Is #f(x)=(x+3)(x-8)(x-3)# increasing or decreasing at #x=1#?

1 Answer
Jun 21, 2016

decreasing

Explanation:

i expect your supposed to follow through on a full product rule etc but there are other ways to look at this.

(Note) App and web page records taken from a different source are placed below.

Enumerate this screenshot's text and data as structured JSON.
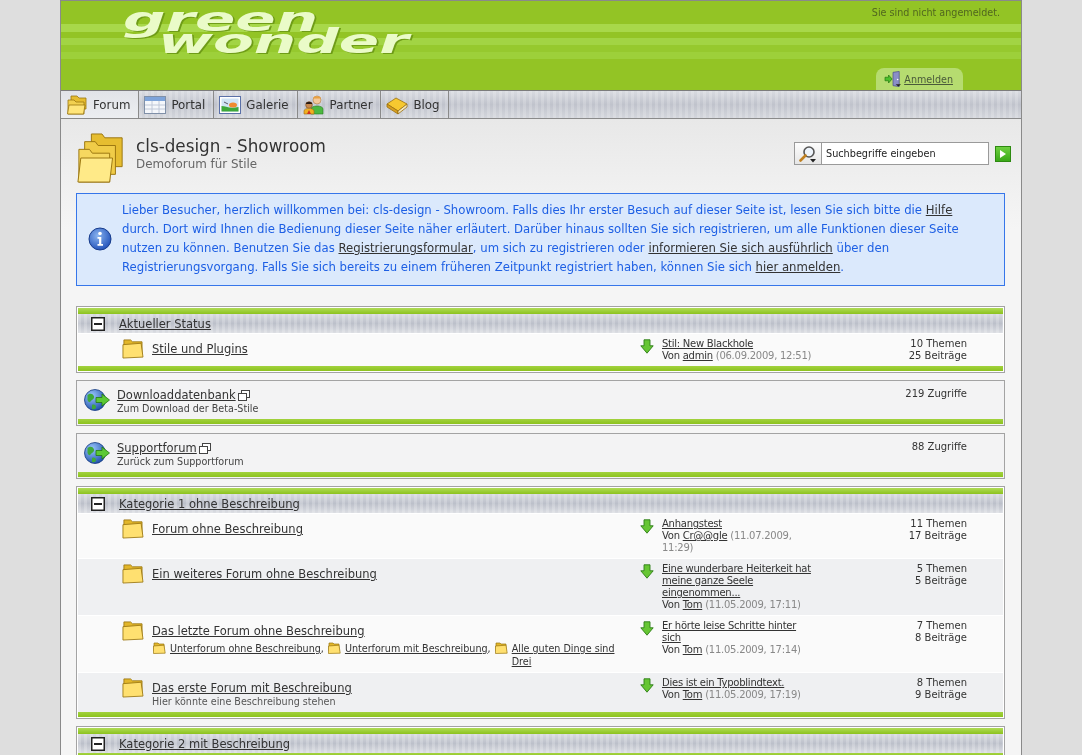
{
  "header": {
    "logo": [
      "green",
      "wonder"
    ],
    "login_status": "Sie sind nicht angemeldet.",
    "login_link": "Anmelden"
  },
  "nav_tabs": [
    {
      "label": "Forum",
      "selected": true
    },
    {
      "label": "Portal",
      "selected": false
    },
    {
      "label": "Galerie",
      "selected": false
    },
    {
      "label": "Partner",
      "selected": false
    },
    {
      "label": "Blog",
      "selected": false
    }
  ],
  "page_title": {
    "title": "cls-design - Showroom",
    "subtitle": "Demoforum für Stile"
  },
  "search": {
    "placeholder": "Suchbegriffe eingeben"
  },
  "info_message": [
    {
      "kind": "text",
      "text": "Lieber Besucher, herzlich willkommen bei: cls-design - Showroom. Falls dies Ihr erster Besuch auf dieser Seite ist, lesen Sie sich bitte die "
    },
    {
      "kind": "link",
      "text": "Hilfe"
    },
    {
      "kind": "text",
      "text": " durch. Dort wird Ihnen die Bedienung dieser Seite näher erläutert. Darüber hinaus sollten Sie sich registrieren, um alle Funktionen dieser Seite nutzen zu können. Benutzen Sie das "
    },
    {
      "kind": "link",
      "text": "Registrierungsformular"
    },
    {
      "kind": "text",
      "text": ", um sich zu registrieren oder "
    },
    {
      "kind": "link",
      "text": "informieren Sie sich ausführlich"
    },
    {
      "kind": "text",
      "text": " über den Registrierungsvorgang. Falls Sie sich bereits zu einem früheren Zeitpunkt registriert haben, können Sie sich "
    },
    {
      "kind": "link",
      "text": "hier anmelden"
    },
    {
      "kind": "text",
      "text": "."
    }
  ],
  "boards": [
    {
      "kind": "category",
      "title": "Aktueller Status",
      "expanded": true,
      "forums": [
        {
          "name": "Stile und Plugins",
          "last_post": {
            "title": "Stil: New Blackhole",
            "prefix": "Von",
            "author": "admin",
            "date": "(06.09.2009, 12:51)"
          },
          "stats": [
            "10 Themen",
            "25 Beiträge"
          ]
        }
      ]
    },
    {
      "kind": "link",
      "title": "Downloaddatenbank",
      "description": "Zum Download der Beta-Stile",
      "hits": "219 Zugriffe"
    },
    {
      "kind": "link",
      "title": "Supportforum",
      "description": "Zurück zum Supportforum",
      "hits": "88 Zugriffe"
    },
    {
      "kind": "category",
      "title": "Kategorie 1 ohne Beschreibung",
      "expanded": true,
      "forums": [
        {
          "name": "Forum ohne Beschreibung",
          "last_post": {
            "title": "Anhangstest",
            "prefix": "Von",
            "author": "Cr@@gle",
            "date": "(11.07.2009, 11:29)"
          },
          "stats": [
            "11 Themen",
            "17 Beiträge"
          ]
        },
        {
          "name": "Ein weiteres Forum ohne Beschreibung",
          "last_post": {
            "title": "Eine wunderbare Heiterkeit hat meine ganze Seele eingenommen...",
            "prefix": "Von",
            "author": "Tom",
            "date": "(11.05.2009, 17:11)"
          },
          "stats": [
            "5 Themen",
            "5 Beiträge"
          ]
        },
        {
          "name": "Das letzte Forum ohne Beschreibung",
          "subforums": [
            {
              "name": "Unterforum ohne Beschreibung",
              "separator": ","
            },
            {
              "name": "Unterforum mit Beschreibung",
              "separator": ","
            },
            {
              "name": "Alle guten Dinge sind Drei"
            }
          ],
          "last_post": {
            "title": "Er hörte leise Schritte hinter sich",
            "prefix": "Von",
            "author": "Tom",
            "date": "(11.05.2009, 17:14)"
          },
          "stats": [
            "7 Themen",
            "8 Beiträge"
          ]
        },
        {
          "name": "Das erste Forum mit Beschreibung",
          "description": "Hier könnte eine Beschreibung stehen",
          "last_post": {
            "title": "Dies ist ein Typoblindtext.",
            "prefix": "Von",
            "author": "Tom",
            "date": "(11.05.2009, 17:19)"
          },
          "stats": [
            "8 Themen",
            "9 Beiträge"
          ]
        }
      ]
    },
    {
      "kind": "category",
      "title": "Kategorie 2 mit Beschreibung",
      "expanded": true
    }
  ]
}
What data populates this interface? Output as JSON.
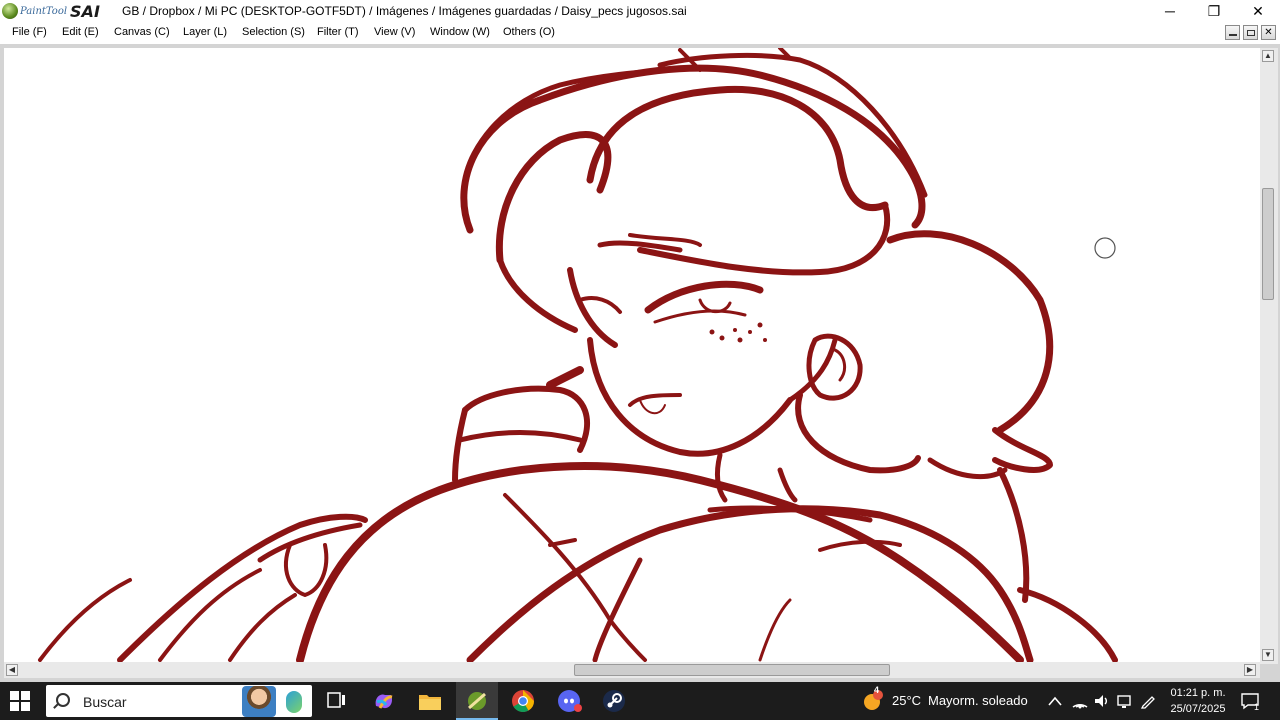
{
  "app": {
    "logo_small": "PaintTool",
    "logo_big": "SAI",
    "title": "GB / Dropbox / Mi PC (DESKTOP-GOTF5DT) / Imágenes / Imágenes guardadas / Daisy_pecs jugosos.sai"
  },
  "window_controls": {
    "minimize": "─",
    "restore": "❐",
    "close": "✕"
  },
  "menu": [
    {
      "label": "File (F)"
    },
    {
      "label": "Edit (E)"
    },
    {
      "label": "Canvas (C)"
    },
    {
      "label": "Layer (L)"
    },
    {
      "label": "Selection (S)"
    },
    {
      "label": "Filter (T)"
    },
    {
      "label": "View (V)"
    },
    {
      "label": "Window (W)"
    },
    {
      "label": "Others (O)"
    }
  ],
  "canvas": {
    "stroke_color": "#8b1414",
    "brush_cursor": "circle-cursor"
  },
  "scroll": {
    "vertical_position": 0.25,
    "horizontal_position": 0.46
  },
  "taskbar": {
    "search_placeholder": "Buscar",
    "weather_temp": "25°C",
    "weather_desc": "Mayorm. soleado",
    "weather_badge": "4",
    "time": "01:21 p. m.",
    "date": "25/07/2025",
    "notification_count": "1",
    "apps": [
      {
        "name": "task-view-icon"
      },
      {
        "name": "copilot-icon"
      },
      {
        "name": "file-explorer-icon"
      },
      {
        "name": "painttool-sai-icon"
      },
      {
        "name": "chrome-icon"
      },
      {
        "name": "discord-icon"
      },
      {
        "name": "steam-icon"
      }
    ]
  },
  "colors": {
    "ink": "#8b1414",
    "taskbar": "#1c1c1c",
    "active_indicator": "#76b9ed"
  }
}
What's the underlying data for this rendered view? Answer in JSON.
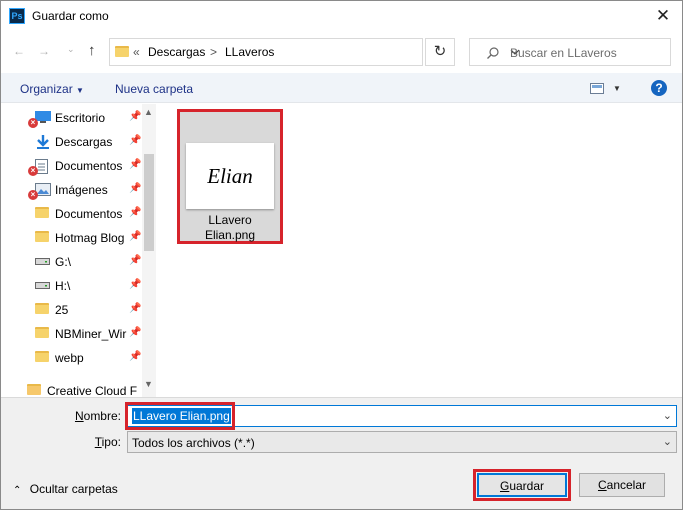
{
  "window": {
    "title": "Guardar como"
  },
  "address": {
    "overflow": "«",
    "crumbs": [
      "Descargas",
      "LLaveros"
    ],
    "separator": ">"
  },
  "search": {
    "placeholder": "Buscar en LLaveros"
  },
  "toolbar": {
    "organize": "Organizar",
    "new_folder": "Nueva carpeta",
    "help": "?"
  },
  "sidebar": {
    "items": [
      {
        "label": "Escritorio",
        "icon": "desktop-icon",
        "pinned": true,
        "sync_error": true
      },
      {
        "label": "Descargas",
        "icon": "download-icon",
        "pinned": true,
        "sync_error": false
      },
      {
        "label": "Documentos",
        "icon": "document-icon",
        "pinned": true,
        "sync_error": true
      },
      {
        "label": "Imágenes",
        "icon": "picture-icon",
        "pinned": true,
        "sync_error": true
      },
      {
        "label": "Documentos",
        "icon": "folder-icon",
        "pinned": true,
        "sync_error": false
      },
      {
        "label": "Hotmag Blog",
        "icon": "folder-icon",
        "pinned": true,
        "sync_error": false
      },
      {
        "label": "G:\\",
        "icon": "drive-icon",
        "pinned": true,
        "sync_error": false
      },
      {
        "label": "H:\\",
        "icon": "drive-icon",
        "pinned": true,
        "sync_error": false
      },
      {
        "label": "25",
        "icon": "folder-icon",
        "pinned": true,
        "sync_error": false
      },
      {
        "label": "NBMiner_Wir",
        "icon": "folder-icon",
        "pinned": true,
        "sync_error": false
      },
      {
        "label": "webp",
        "icon": "folder-icon",
        "pinned": true,
        "sync_error": false
      },
      {
        "label": "Creative Cloud Fil",
        "icon": "creative-cloud-folder-icon",
        "pinned": false,
        "sync_error": false
      }
    ]
  },
  "files": [
    {
      "name_line1": "LLavero",
      "name_line2": "Elian.png",
      "thumbnail_text": "Elian",
      "selected": true
    }
  ],
  "form": {
    "filename_label_prefix": "N",
    "filename_label_rest": "ombre:",
    "filename_value": "LLavero Elian.png",
    "type_label_prefix": "T",
    "type_label_rest": "ipo:",
    "type_value": "Todos los archivos (*.*)"
  },
  "footer": {
    "hide_folders": "Ocultar carpetas",
    "save_prefix": "G",
    "save_rest": "uardar",
    "cancel_prefix": "C",
    "cancel_rest": "ancelar"
  },
  "colors": {
    "accent": "#0078d7",
    "highlight": "#d6232b",
    "folder": "#f6d36b"
  }
}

first compute #f(1) = 4(-7)(-2) = 56#

then compute #delta f = f(1+h) - f(1)# where # h# is a small displacement such that # h \to 0#

#delta f = f(1+h) - f(1) =(4+h)(-7+h)(-2+h) - f(1)#

# = (4+h) (14 -9h +h^2)- f(1)#

the neat thing is we only need look at constant and #h^1# terms, ignoring higher order # h^2, h^3 ,...# terms, because #h \to 0# so those higher order terms are orders of magnitude smaller.

so
#delta f = (4+h) (14 -9h +h^2)- f(1)#

# = 56 + h(-36+14) - 56 + \mathcal{O} (h^2)#

# = -22h + \mathcal{O} (h^2) #

now for # h > 0#, we have #delta f < 0#. for #h < 0#, we have #delta f > 0# so this function is decreasing as it passes through #x = 1#

moreover, the actual slope at #x = 1# should be given by #lim_{h \to 0} [(delta f)/(h) ]_{x=1}= -22 + \mathcal{O} (h) = -22#